Taken by the idea of collaborative consumption, Lisa Fox and her partner Duncan Stewart set up Open Shed, a web-based peer-to-peer rental service. This sees ordinary people renting out spare items to other ordinary people.
“I learnt about collaborative consumption from Rachel Botsman’s TEDx talk,” says Lisa, “but couldn’t find an Australian site with enough trust and safety features to make me feel comfortable using it. Duncan is a developer, so I talked him into creating one.”
Duncan and Lisa believe collaborative consumption makes both economic and environmental sense. Every year Australians spend billions of dollars on items they never or rarely use. Just a little bit of sharing, facilitated by a modest rental fee, could lead to a substantial reduction in the materials and energy that goes into all those forgotten tools and cake tins, ice cream makers and kayaks.

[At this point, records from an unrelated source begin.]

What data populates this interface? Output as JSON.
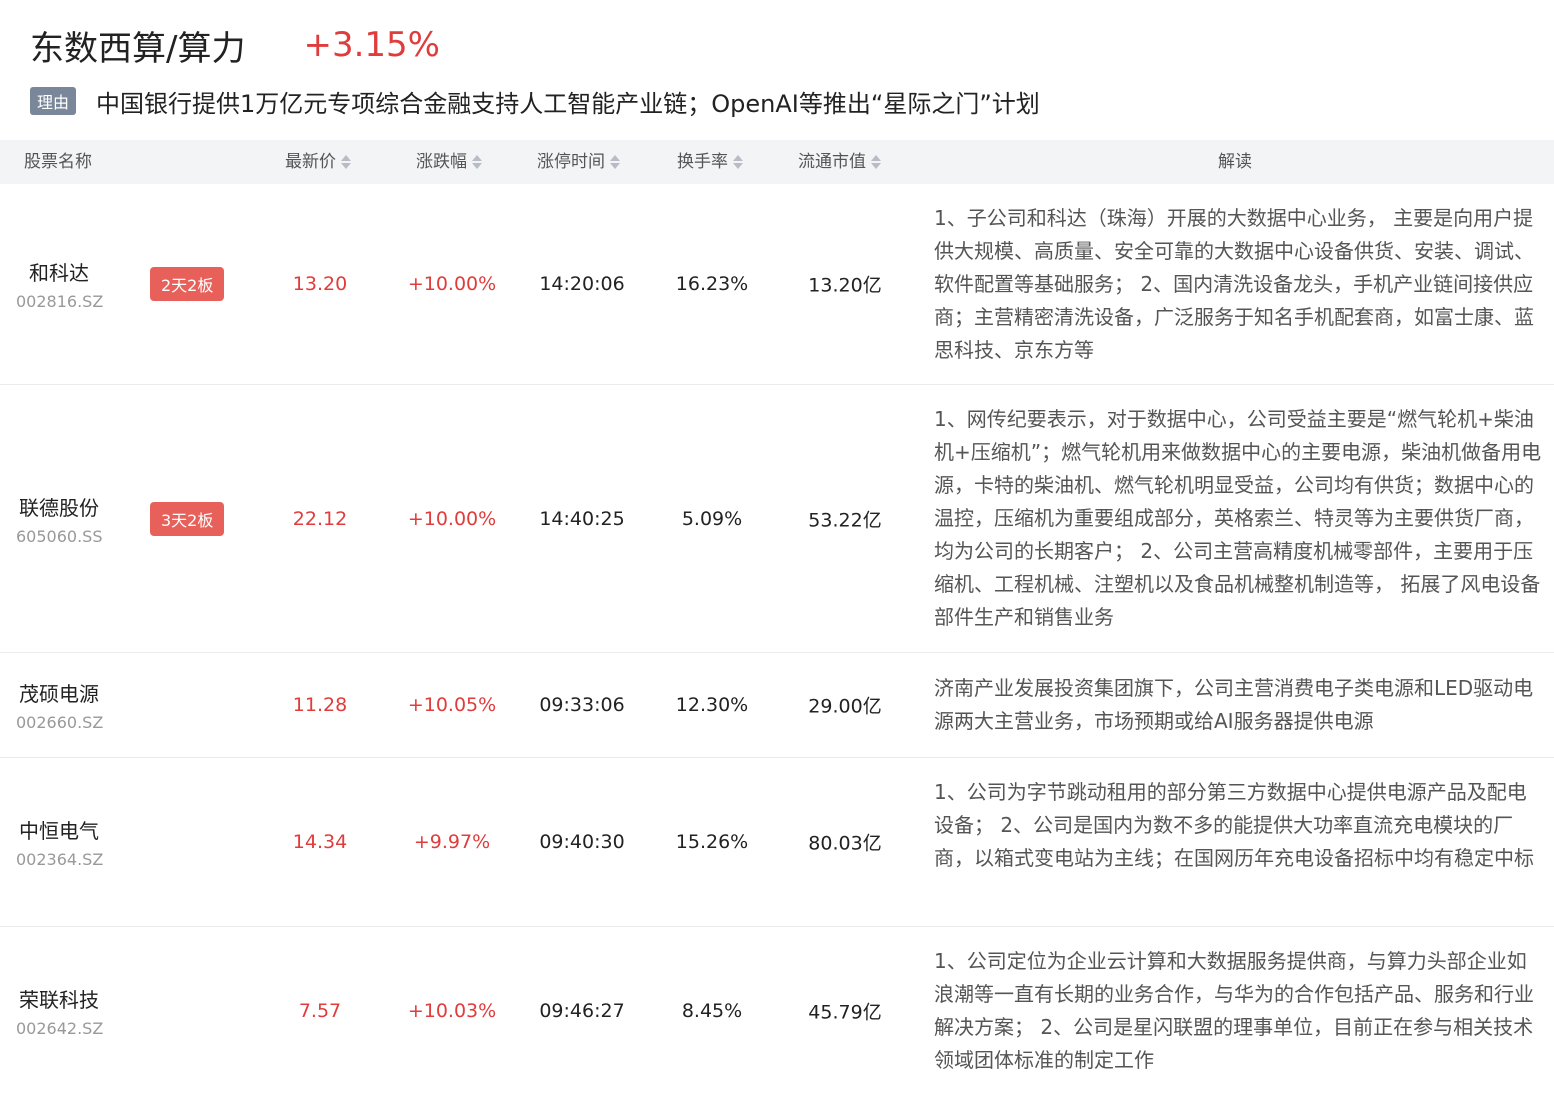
{
  "sector": {
    "name": "东数西算/算力",
    "change": "+3.15%"
  },
  "reason": {
    "tag": "理由",
    "text": "中国银行提供1万亿元专项综合金融支持人工智能产业链；OpenAI等推出“星际之门”计划"
  },
  "table": {
    "headers": {
      "name": "股票名称",
      "price": "最新价",
      "change": "涨跌幅",
      "limit_time": "涨停时间",
      "turnover": "换手率",
      "float_cap": "流通市值",
      "analysis": "解读"
    },
    "rows": [
      {
        "name": "和科达",
        "code": "002816.SZ",
        "badge": "2天2板",
        "price": "13.20",
        "change": "+10.00%",
        "limit_time": "14:20:06",
        "turnover": "16.23%",
        "float_cap": "13.20亿",
        "analysis": "1、子公司和科达（珠海）开展的大数据中心业务， 主要是向用户提供大规模、高质量、安全可靠的大数据中心设备供货、安装、调试、软件配置等基础服务； 2、国内清洗设备龙头，手机产业链间接供应商；主营精密清洗设备，广泛服务于知名手机配套商，如富士康、蓝思科技、京东方等"
      },
      {
        "name": "联德股份",
        "code": "605060.SS",
        "badge": "3天2板",
        "price": "22.12",
        "change": "+10.00%",
        "limit_time": "14:40:25",
        "turnover": "5.09%",
        "float_cap": "53.22亿",
        "analysis": "1、网传纪要表示，对于数据中心，公司受益主要是“燃气轮机+柴油机+压缩机”；燃气轮机用来做数据中心的主要电源，柴油机做备用电源，卡特的柴油机、燃气轮机明显受益，公司均有供货；数据中心的温控，压缩机为重要组成部分，英格索兰、特灵等为主要供货厂商，均为公司的长期客户； 2、公司主营高精度机械零部件，主要用于压缩机、工程机械、注塑机以及食品机械整机制造等， 拓展了风电设备部件生产和销售业务"
      },
      {
        "name": "茂硕电源",
        "code": "002660.SZ",
        "badge": "",
        "price": "11.28",
        "change": "+10.05%",
        "limit_time": "09:33:06",
        "turnover": "12.30%",
        "float_cap": "29.00亿",
        "analysis": "济南产业发展投资集团旗下，公司主营消费电子类电源和LED驱动电源两大主营业务，市场预期或给AI服务器提供电源"
      },
      {
        "name": "中恒电气",
        "code": "002364.SZ",
        "badge": "",
        "price": "14.34",
        "change": "+9.97%",
        "limit_time": "09:40:30",
        "turnover": "15.26%",
        "float_cap": "80.03亿",
        "analysis": "1、公司为字节跳动租用的部分第三方数据中心提供电源产品及配电设备； 2、公司是国内为数不多的能提供大功率直流充电模块的厂商，以箱式变电站为主线；在国网历年充电设备招标中均有稳定中标"
      },
      {
        "name": "荣联科技",
        "code": "002642.SZ",
        "badge": "",
        "price": "7.57",
        "change": "+10.03%",
        "limit_time": "09:46:27",
        "turnover": "8.45%",
        "float_cap": "45.79亿",
        "analysis": "1、公司定位为企业云计算和大数据服务提供商，与算力头部企业如浪潮等一直有长期的业务合作，与华为的合作包括产品、服务和行业解决方案； 2、公司是星闪联盟的理事单位，目前正在参与相关技术领域团体标准的制定工作"
      }
    ]
  }
}
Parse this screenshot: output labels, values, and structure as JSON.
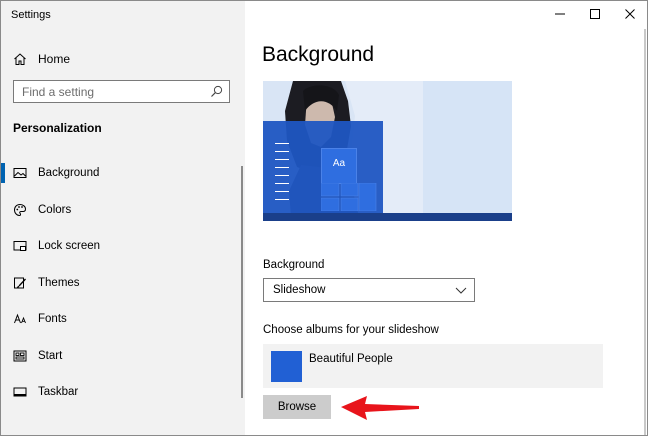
{
  "window": {
    "title": "Settings"
  },
  "sidebar": {
    "home_label": "Home",
    "search_placeholder": "Find a setting",
    "section_title": "Personalization",
    "items": [
      {
        "label": "Background",
        "icon": "picture-icon",
        "active": true
      },
      {
        "label": "Colors",
        "icon": "palette-icon",
        "active": false
      },
      {
        "label": "Lock screen",
        "icon": "lock-screen-icon",
        "active": false
      },
      {
        "label": "Themes",
        "icon": "brush-icon",
        "active": false
      },
      {
        "label": "Fonts",
        "icon": "font-icon",
        "active": false
      },
      {
        "label": "Start",
        "icon": "start-icon",
        "active": false
      },
      {
        "label": "Taskbar",
        "icon": "taskbar-icon",
        "active": false
      }
    ]
  },
  "main": {
    "title": "Background",
    "preview": {
      "sample_text": "Aa"
    },
    "background_label": "Background",
    "background_value": "Slideshow",
    "albums_label": "Choose albums for your slideshow",
    "album_name": "Beautiful People",
    "browse_label": "Browse"
  },
  "colors": {
    "accent": "#0063b1",
    "tile_blue": "#2160d4",
    "arrow_red": "#e8141b"
  }
}
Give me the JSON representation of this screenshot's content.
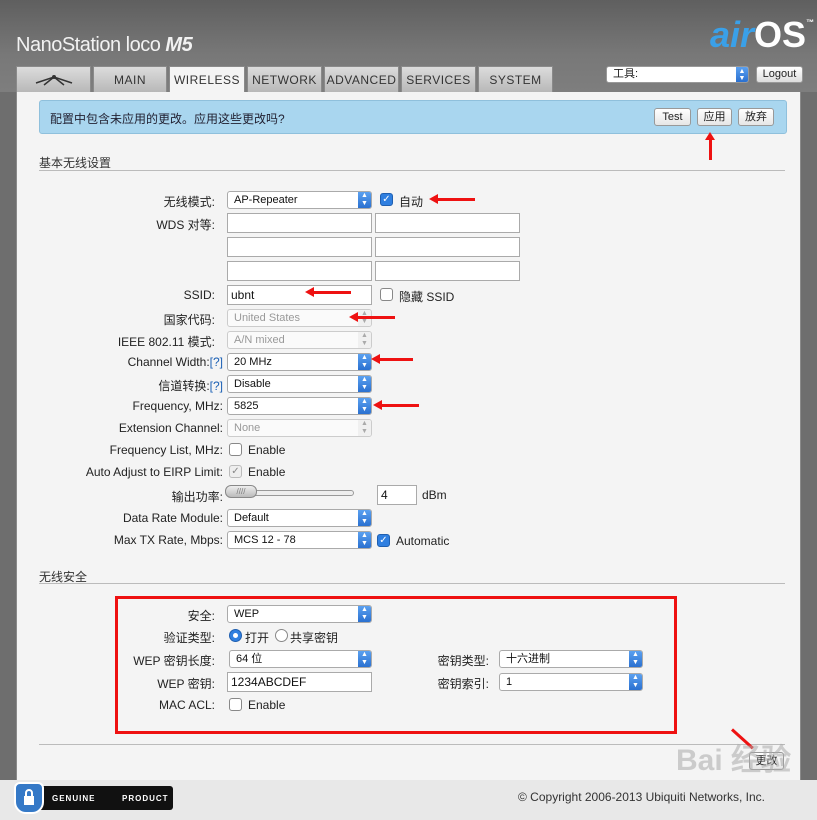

Setting up Open Shed was a big step for the former government lawyer and software developer. The project has been self-financed, and by giving up their inner city apartment and becoming house-sitters, Lisa and Duncan have been able to cut out their biggest expense – rent.
“We have learnt to live with a lot less,” says Lisa, “and this fits in with our goal of creating a secure and reliable community marketplace that helps Australians live more resourceful and sustainable lives.” On the upside, house-sitting has also taken them from Hervey Bay to the Clare Valley, and to Sydney and Melbourne.
Early encouragement came in the form of a $10,000 prize in the Nokia In Hindsight competition, won against a field of 100 entrants.
Key to the success of a service like Open Shed is attracting a large enough pool of items for rent and renters all within a convenient distance of each other. Starting from scratch, it takes time to build that critical mass. Work began on Open Shed in March 2011, and it went live in following October. Since then it has attracted over 500 registered users.
“We always knew it was going to be a slow build,” says Lisa. “We are asking people to think very differently about their stuff, and while we’ve created a lot of interest, this doesn’t immediately translate to new listings or members. It’s a matter of waiting for people to develop the need or for the idea to take root.”
Making it easy
Lisa’s attitude towards helping people move to a more sustainable approach to life is to make it easy. Her advice for others looking to develop a sustainability based business is to make it easy. “Keep in mind that what you are offering is likely to require a change of behaviour or thinking. Whether it’s a product or service it needs to be easy to understand, easy to do, and easy for it to become a habit.”
It’s a model that Open Shed follows whilst still incorporating effective security measures into their process. Payments are made via PayPal, and once both parties to the rental are happy to proceed the renter provides a code to the owner that allows them to access the funds. Open Shed receives a 6% transaction fee on each rental.
Lisa and Duncan’s enthusiasm for Open Shed is undiminished. “The site is in its infancy, and so much more is planned,” says Lisa. “In November we introduced the ability for members to create ‘wanted’ ads and more recently we’ve added a Facebook connect feature.”
So have a dig through your shed and a rummage in the back of the wardrobe. Chances are you’ll find lots of things that could earn you some extra cash, help out a neighbour and take a little of the strain off the planet’s resources.